Recientemente, ha suscitado el interés de los medios de prensa la visita de Reed Hastings (La
Nación, 5/1/18), quien dice: “Noso- tros competimos contra todo, como los videojuegos”. CEO
de Netflix, sostiene que Amazon, HBO u otras corporaciones no son su principal meta a
conquistar (aunque claro está que no las descarta). El reto es apropiarse del tiempo, de cada
instante, el del sueño, el del descanso, el de los viajes en cualquier medio de transporte.
Apropiarse para obtener del tiempo de las personas la mayor ganancia posible. ¿Resulta
acaso extraña la avidez del mercado por controlar los tiempos del espacio pedagógico? ¿O
que para deshilvanar el tejido educativo y disponer de los individuos les urja a sus agentes
desplazar y desorganizar a los docentes?

En la operación de transformación social a la cual me refiero, son muy importantes los


cambios en la noción del tiempo afectada por la revolución tecnológica. Tienen una incidencia
decisiva en el proceso educativo en el que permanentemente está inmersa la sociedad, así
como en la educación diagramada en las instituciones específicas. La desarticulación entre la
noción de tiempo educativo institucional y la de los jóvenes actuales es innegable y se
presentan síntomas que advierten sobre la urgencia de diseñar nuevas temporalidades
educativas, sobre las que existen conocimientos y experiencias. Pero la angustia que nos
aboca es que estamos ante una carrera en la que tratan de tomar ventaja los nuevos
apropiadores del tiempo educativo.
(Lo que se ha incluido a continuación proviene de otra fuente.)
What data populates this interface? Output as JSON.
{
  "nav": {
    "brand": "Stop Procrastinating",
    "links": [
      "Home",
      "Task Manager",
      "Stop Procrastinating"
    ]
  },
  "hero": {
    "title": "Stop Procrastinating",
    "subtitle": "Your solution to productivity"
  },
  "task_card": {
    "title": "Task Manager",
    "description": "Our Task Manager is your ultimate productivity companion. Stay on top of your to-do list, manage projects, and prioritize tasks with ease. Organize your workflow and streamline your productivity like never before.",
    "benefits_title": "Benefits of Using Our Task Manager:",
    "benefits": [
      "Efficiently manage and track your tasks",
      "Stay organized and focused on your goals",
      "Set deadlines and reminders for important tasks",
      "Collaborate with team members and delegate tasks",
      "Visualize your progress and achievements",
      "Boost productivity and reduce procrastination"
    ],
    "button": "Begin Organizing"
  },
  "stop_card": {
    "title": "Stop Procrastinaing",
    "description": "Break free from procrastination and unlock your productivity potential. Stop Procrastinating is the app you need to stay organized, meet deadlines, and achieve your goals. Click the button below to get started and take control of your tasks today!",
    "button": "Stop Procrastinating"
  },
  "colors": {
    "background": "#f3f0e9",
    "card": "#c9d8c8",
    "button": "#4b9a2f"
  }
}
Cuentan a su favor con la pérdida de la memoria histórica,
que ellos deliberadamente profundizan; con el entrenamiento en la instantaneidad
programado desde los medios de comunicación; con la fragmentación de los saberes, de las
sensaciones y los placeres. Es ya corriente que los medios alteren el orden de los sucesos,
tanto como que el televidente o lector adopte como “real” el orden que se le presenta, o
invente el que prefiera. La elipsis domina el debilitado hilo de los relatos. Se acusa a los
docentes de no saber nada y de no respetar su horario de trabajo y se opta por clausurar su
formación por parte del Estado; se evalúa a los alumnos mediante un flash, ignorando la
película de su trayectoria, abandonando la enseñanza y desescolarizando. ¿Es la única
perspectiva posible?

Si queremos evitar que el sistema educativo sea pulverizado en miles de partículas


comercializables, debemos repensar la educación al borde de dos épocas, pero su alternativa
no es necesariamente el sostenido desgaste al cual la somete el gobierno argentino. La
educación moderna es una condensación de sentidos largamente elaborada que, como la
relación educador-educando, no cesó de producir significados. Ese es el punto de partida para
recuperar el timón y establecer una nueva relación humana entre la educación y los tiempos.

* Doctora en Pedagogía, ex diputada nacional.